T J Schiller Profile

T J Schiller Profile

This story originally ran in the October 2008 issue of Freeskier (V11.1). Compiled by Shay Williams.

Photo: Erik Seo/PBP

Q. All the ladies want to know: What’s your status?! There’s no way a guy like you has a hard time finding what he wants! Taken? Single and looking? Something serious or just playing the field? Dish, please!
—Heidi Drasche

A. Heidi, funny thing you ask. Next fall I am seeking true love on MTV on my new reality TV show, “TJ In Love.” If you think you got what it takes, please message me on Facebook and I’ll set you up for an interview to try to get on my show.

Q. You hurt your knee last season, and so did I. Working out is a hobby of mine and as an ambitious young skier I want to strengthen the muscle groups most beneficial to skiing. I was wondering if you hit the gym, and if so what muscle groups and exercises you do most? Also what did you do to recover and generally strengthen your knees?
—Chris German

A. Working out is as important to me as skiing. In order to keep skiing, we must stay healthy and active outside of our sport. After tearing my ACL and having hamstring graft surgery, I realized just how important this really is. A skier’s body should be lean, mean and able to take a punch. We need a ridiculously strong core. The core controls the whole body and will save you in times of despair. Core workouts are plentiful and easy to do. The bridge is a great way to test your core strength. Hold your body up with your forearms and toes keep your back fl at and fl ex your gut. See how long you can hold it. Lately, because of my surgery, I have had to focus on my hamstring and quad muscles. Weight machines are great, and key for the beginning of rehab. But I find body weight
and balancing extremely key for what we do. Using Bosu balls for balancing and doing squats is great to get all those little muscles ready to party. The most key exercise for dry-land training is using a bike. It is more or less a gift from God to those with bad knees. Stay away from running and any hard-impact workouts/sports until about five months into rehab.
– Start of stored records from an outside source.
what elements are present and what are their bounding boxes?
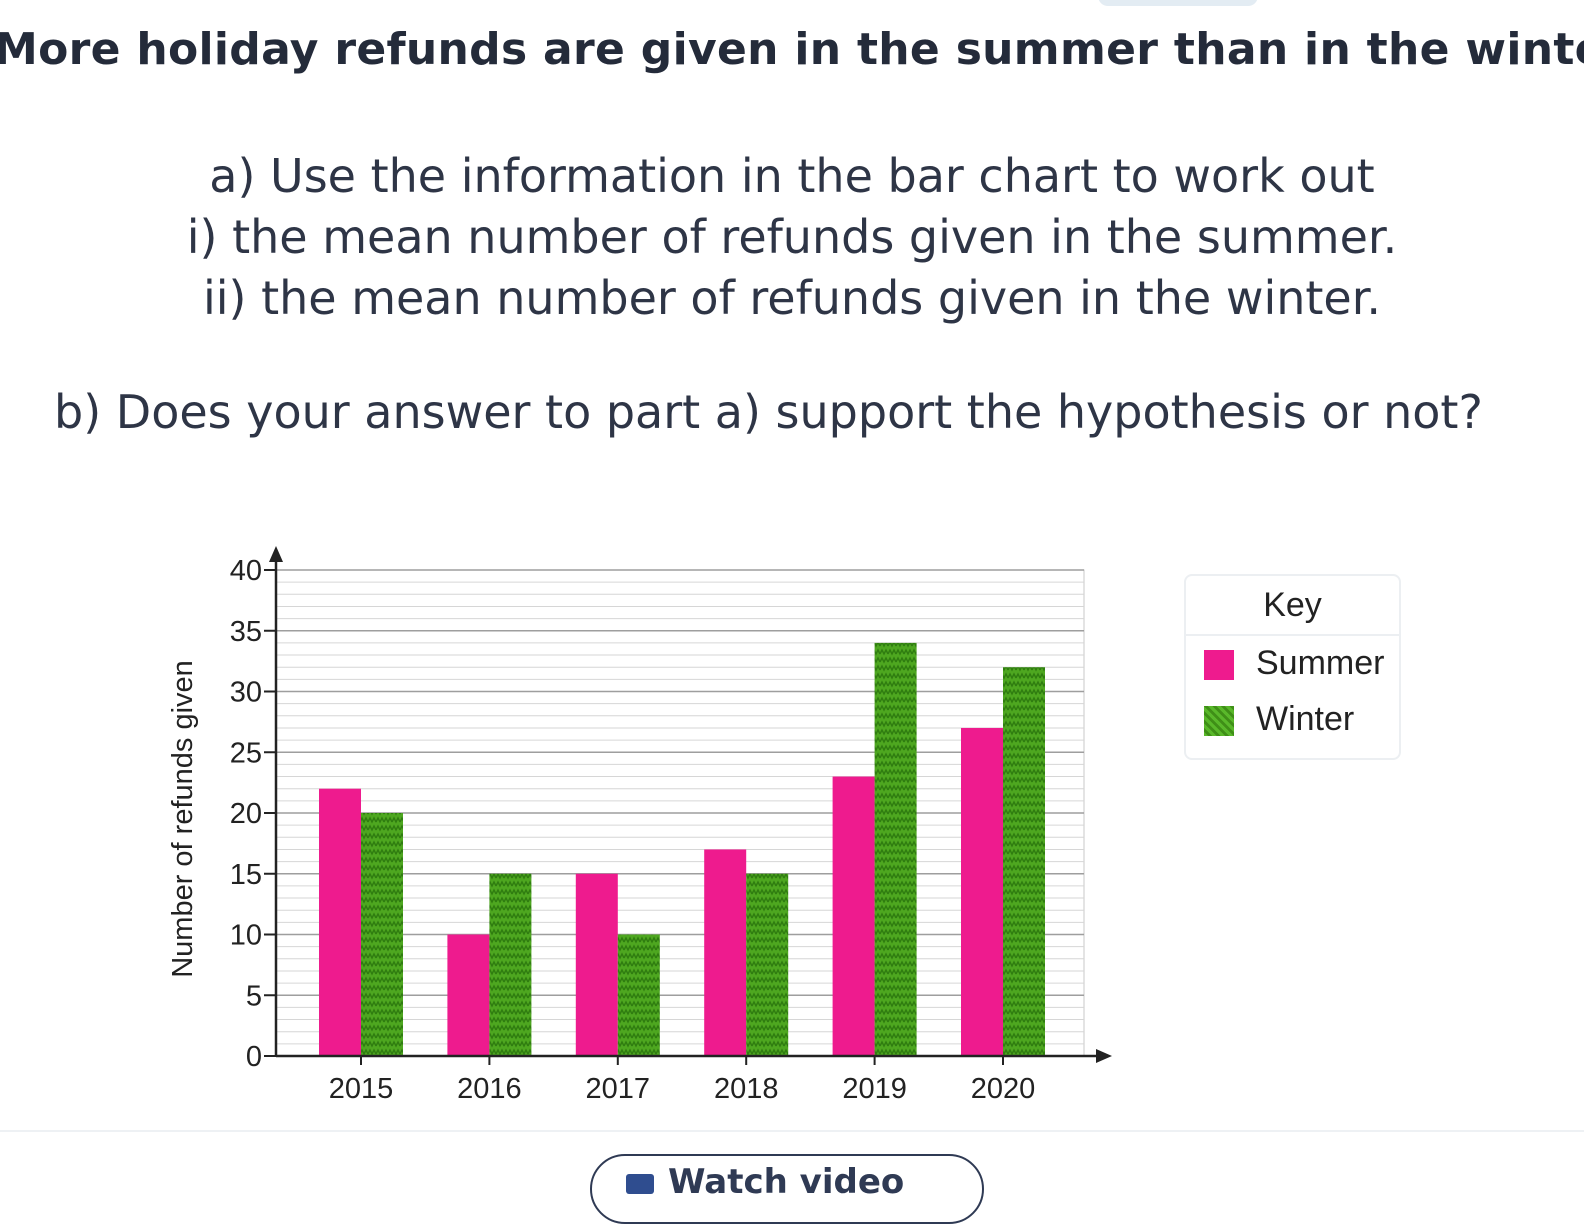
bar-winter-2020 [1003, 667, 1045, 1056]
bar-summer-2016 [447, 934, 490, 1056]
question-a-line-3: ii) the mean number of refunds given in … [202, 271, 1382, 325]
bar-summer-2020 [961, 727, 1003, 1056]
legend-label-summer: Summer [1256, 644, 1385, 682]
chart-legend: Key Summer Winter [1184, 574, 1401, 760]
bar-winter-2018 [746, 873, 789, 1056]
legend-item-summer: Summer [1186, 636, 1399, 692]
bar-winter-2015 [361, 813, 403, 1056]
x-axis-arrow [1096, 1049, 1112, 1063]
y-tick-label: 15 [230, 859, 262, 891]
watch-video-button[interactable]: Watch video [590, 1154, 984, 1224]
divider [0, 1130, 1584, 1132]
y-axis-label: Number of refunds given [167, 660, 199, 978]
y-tick-label: 40 [230, 555, 262, 587]
y-tick-label: 10 [230, 920, 262, 952]
video-camera-icon [626, 1174, 654, 1194]
x-tick-label: 2020 [971, 1073, 1036, 1105]
legend-swatch-summer [1204, 650, 1234, 680]
top-tab [1098, 0, 1258, 6]
hypothesis-heading: More holiday refunds are given in the su… [0, 24, 1584, 75]
legend-swatch-winter [1204, 706, 1234, 736]
bar-summer-2019 [832, 776, 875, 1056]
legend-title: Key [1186, 576, 1399, 636]
bar-summer-2015 [319, 788, 361, 1056]
bar-winter-2016 [489, 873, 532, 1056]
watch-video-label: Watch video [668, 1162, 905, 1202]
question-a-line-2: i) the mean number of refunds given in t… [186, 210, 1398, 264]
x-tick-label: 2016 [457, 1073, 522, 1105]
y-tick-label: 20 [230, 798, 262, 830]
question-b: b) Does your answer to part a) support t… [54, 385, 1483, 439]
y-tick-label: 5 [246, 980, 262, 1012]
x-tick-label: 2015 [329, 1073, 394, 1105]
question-a-line-1: a) Use the information in the bar chart … [209, 149, 1375, 203]
x-tick-label: 2017 [586, 1073, 651, 1105]
legend-item-winter: Winter [1186, 692, 1399, 748]
legend-label-winter: Winter [1256, 700, 1355, 738]
bar-summer-2018 [704, 849, 747, 1056]
y-tick-label: 30 [230, 677, 262, 709]
bar-summer-2017 [575, 873, 618, 1056]
x-tick-label: 2018 [714, 1073, 779, 1105]
bar-chart: 2015 2016 2017 2018 2019 2020 0 5 10 15 20 25 30 35 40… [167, 546, 1112, 1105]
y-tick-label: 35 [230, 616, 262, 648]
question-a: a) Use the information in the bar chart … [0, 146, 1584, 329]
bar-winter-2019 [874, 642, 917, 1056]
y-tick-label: 25 [230, 737, 262, 769]
y-tick-label: 0 [246, 1041, 262, 1073]
bar-winter-2017 [617, 934, 660, 1056]
y-axis-arrow [269, 546, 283, 562]
x-tick-label: 2019 [842, 1073, 907, 1105]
Q. How hard was it to sit on the sidelines this year due to your knee injury?
—Travis Halverson

A. Dude, Travis. Seriously, man, it made me want to cry. Being injured for my first time re ally made me realize just how in love with skiing I am. It is everything I think about, dream about, talk about… It is my life and I love it so much. It also made me that much more serious about taking care of my body and mind so I can do it for the rest of my life.
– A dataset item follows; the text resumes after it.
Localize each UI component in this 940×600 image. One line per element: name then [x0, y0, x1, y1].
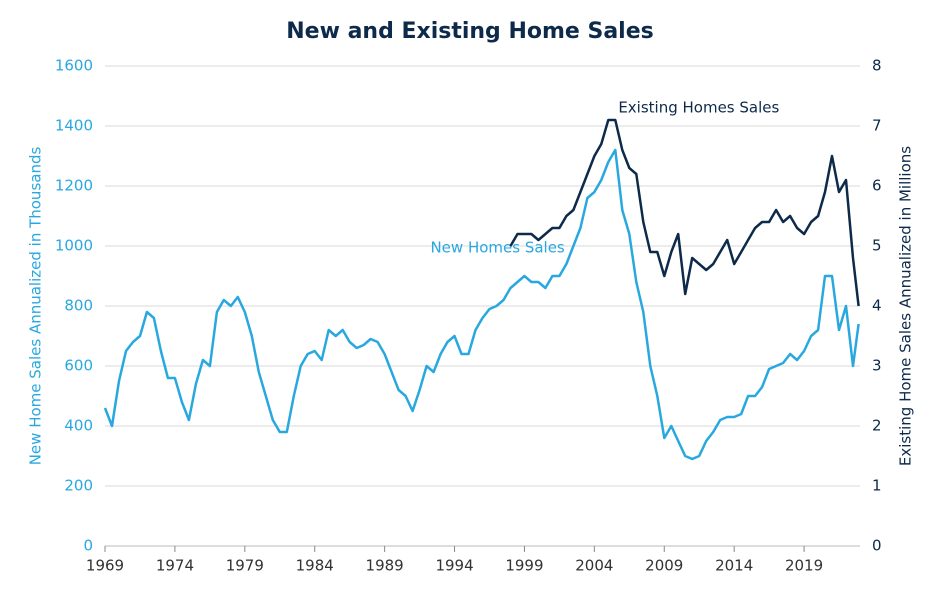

Q. Would you say 15 is too old to start learning park and pipe and to hopefully get a sponsorship someday.
—Jean Hurd

A. Absolutely NOT Jean!!! I learned my first 360 when I was 13. Watch every ski movie that comes out this fall and study all the tricks like you would with your homework. Watch it in slow-mo and try and break down the trick and how it’s really done. Maybe get a trampoline and try those tricks on there… You’ll be ahead of the pack and having a blast! Good luck, young Jedi.

Q. What do you do, if anything, to clear your head and fight off the fear before trying something you’ve never tried before? Whether it be a new trick off a jump, or a cliff you’ve never dropped before, is there something you always say to yourself to get your head straight? Basically what makes you go, when others
say no?

—Evan Cannon

A. How to stop the fear… the fear is what drives you man! You need to know not how to over-come it, but use it to amp you up. I try and think positively on everything I do in life. Especially in skiing when my life is on the line. I tell myself I can do it and it’s gonna be super pimp. It may be frightening as shit, but when I stomp it, it’s gonna be redic! Ten seconds before dropping in, I reassure myself and give my whole body a lil’ wake-up call by jumping on the spot to warm the blood or just fl ex as hard as I can to get it going — and then drop. Stomp. Choice.
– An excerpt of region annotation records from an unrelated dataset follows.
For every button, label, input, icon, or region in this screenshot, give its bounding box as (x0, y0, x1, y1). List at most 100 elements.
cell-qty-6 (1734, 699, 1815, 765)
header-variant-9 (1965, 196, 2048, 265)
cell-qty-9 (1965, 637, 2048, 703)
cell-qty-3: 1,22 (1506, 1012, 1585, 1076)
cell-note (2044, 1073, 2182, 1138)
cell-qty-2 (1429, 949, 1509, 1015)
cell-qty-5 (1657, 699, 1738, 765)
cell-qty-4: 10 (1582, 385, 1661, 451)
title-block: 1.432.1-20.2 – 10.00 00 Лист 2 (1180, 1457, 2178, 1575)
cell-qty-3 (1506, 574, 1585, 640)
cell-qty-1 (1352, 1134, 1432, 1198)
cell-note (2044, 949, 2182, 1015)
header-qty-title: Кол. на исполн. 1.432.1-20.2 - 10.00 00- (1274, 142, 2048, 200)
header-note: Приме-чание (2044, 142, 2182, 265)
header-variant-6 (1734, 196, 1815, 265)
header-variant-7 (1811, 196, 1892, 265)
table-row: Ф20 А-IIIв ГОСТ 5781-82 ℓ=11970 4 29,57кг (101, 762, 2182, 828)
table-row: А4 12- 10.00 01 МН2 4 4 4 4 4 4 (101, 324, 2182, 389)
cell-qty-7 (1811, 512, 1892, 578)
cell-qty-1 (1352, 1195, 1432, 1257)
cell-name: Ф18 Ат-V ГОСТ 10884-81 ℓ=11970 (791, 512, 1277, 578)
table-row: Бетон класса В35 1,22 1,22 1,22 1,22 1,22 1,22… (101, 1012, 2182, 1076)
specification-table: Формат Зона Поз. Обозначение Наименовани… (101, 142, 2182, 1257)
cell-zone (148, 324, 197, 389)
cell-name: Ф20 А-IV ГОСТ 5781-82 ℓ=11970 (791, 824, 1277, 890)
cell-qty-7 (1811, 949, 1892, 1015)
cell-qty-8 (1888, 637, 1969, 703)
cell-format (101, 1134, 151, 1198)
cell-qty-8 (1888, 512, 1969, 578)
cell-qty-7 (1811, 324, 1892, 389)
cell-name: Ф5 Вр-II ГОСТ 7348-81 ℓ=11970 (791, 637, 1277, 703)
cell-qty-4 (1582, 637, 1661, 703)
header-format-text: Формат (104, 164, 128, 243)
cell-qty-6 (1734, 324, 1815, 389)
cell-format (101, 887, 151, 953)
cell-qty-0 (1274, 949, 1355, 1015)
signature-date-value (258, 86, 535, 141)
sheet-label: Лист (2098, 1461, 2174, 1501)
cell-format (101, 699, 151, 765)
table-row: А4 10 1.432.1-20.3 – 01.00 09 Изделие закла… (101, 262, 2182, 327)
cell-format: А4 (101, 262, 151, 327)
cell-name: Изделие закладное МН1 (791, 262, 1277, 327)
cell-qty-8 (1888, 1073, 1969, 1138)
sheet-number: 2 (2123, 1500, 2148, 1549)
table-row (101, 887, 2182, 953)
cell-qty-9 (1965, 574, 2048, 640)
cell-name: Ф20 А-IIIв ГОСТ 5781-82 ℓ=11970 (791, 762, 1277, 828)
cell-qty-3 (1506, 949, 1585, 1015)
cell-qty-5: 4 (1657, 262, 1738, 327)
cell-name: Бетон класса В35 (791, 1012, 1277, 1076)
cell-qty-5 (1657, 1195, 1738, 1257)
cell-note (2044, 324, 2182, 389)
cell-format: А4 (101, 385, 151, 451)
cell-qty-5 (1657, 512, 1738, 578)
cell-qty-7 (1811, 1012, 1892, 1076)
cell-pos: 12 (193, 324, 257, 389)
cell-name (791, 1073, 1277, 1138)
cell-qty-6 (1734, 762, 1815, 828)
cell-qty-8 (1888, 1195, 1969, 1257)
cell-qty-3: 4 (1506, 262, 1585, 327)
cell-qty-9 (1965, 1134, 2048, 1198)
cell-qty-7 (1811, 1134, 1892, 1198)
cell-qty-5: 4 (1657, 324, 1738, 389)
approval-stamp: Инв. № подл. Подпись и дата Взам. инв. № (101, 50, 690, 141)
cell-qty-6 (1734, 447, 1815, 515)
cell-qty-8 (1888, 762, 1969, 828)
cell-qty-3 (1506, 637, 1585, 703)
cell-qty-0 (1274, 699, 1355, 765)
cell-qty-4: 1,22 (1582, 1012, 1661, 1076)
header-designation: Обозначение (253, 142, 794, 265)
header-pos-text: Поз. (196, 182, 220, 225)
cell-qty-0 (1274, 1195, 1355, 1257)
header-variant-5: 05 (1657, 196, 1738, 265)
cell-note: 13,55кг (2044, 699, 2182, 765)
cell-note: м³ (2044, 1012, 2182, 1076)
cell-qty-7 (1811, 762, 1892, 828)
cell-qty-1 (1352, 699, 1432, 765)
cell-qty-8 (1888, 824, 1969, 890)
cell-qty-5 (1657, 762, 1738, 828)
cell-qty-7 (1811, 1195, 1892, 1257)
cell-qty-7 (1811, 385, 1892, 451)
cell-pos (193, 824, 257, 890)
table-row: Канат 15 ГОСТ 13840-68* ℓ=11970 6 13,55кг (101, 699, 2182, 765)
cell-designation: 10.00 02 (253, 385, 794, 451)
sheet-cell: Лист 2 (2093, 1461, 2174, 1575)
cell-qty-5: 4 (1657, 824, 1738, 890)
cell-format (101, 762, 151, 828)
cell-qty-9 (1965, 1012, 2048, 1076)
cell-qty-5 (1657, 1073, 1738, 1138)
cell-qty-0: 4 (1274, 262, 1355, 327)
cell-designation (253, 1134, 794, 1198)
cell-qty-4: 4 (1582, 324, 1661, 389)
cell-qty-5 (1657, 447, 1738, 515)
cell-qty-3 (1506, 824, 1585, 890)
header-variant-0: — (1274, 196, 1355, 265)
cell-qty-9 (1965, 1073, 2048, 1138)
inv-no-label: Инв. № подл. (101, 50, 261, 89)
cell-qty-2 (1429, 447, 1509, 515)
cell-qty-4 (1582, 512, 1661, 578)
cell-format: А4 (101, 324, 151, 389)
Q. What was it like going from average park skier to pro in pretty much one night after the US Freeskiing Open?
—Daniel Stoops

A. I was always, and still am, that skier. People just took notice. Dreams come true.

Q. If you could be one pro skier, other than yourself, who would it be?
—Daniel Stoops

A. There’s a lot of things I truly respect from other skiers in the game. I respect people for tricks and technical things they do with our sport. There are also people who are just amazing at life itself and have great balance between skiing and the rest of it. I respect athletes for how their minds work, their dedication to training and staying healthy. I respect athletes for their hunger for the sport and willingness to step it up when they need to. I admire the amateurs for giving it all they got, knowing that if it works the outcome is a goal and a dream made. I would want to be that “next kid coming up” because I think
those kids have everything that I have described. A taste of the professional life is the best ever. It makes you real hungry. Then again, so does not skiing for six months.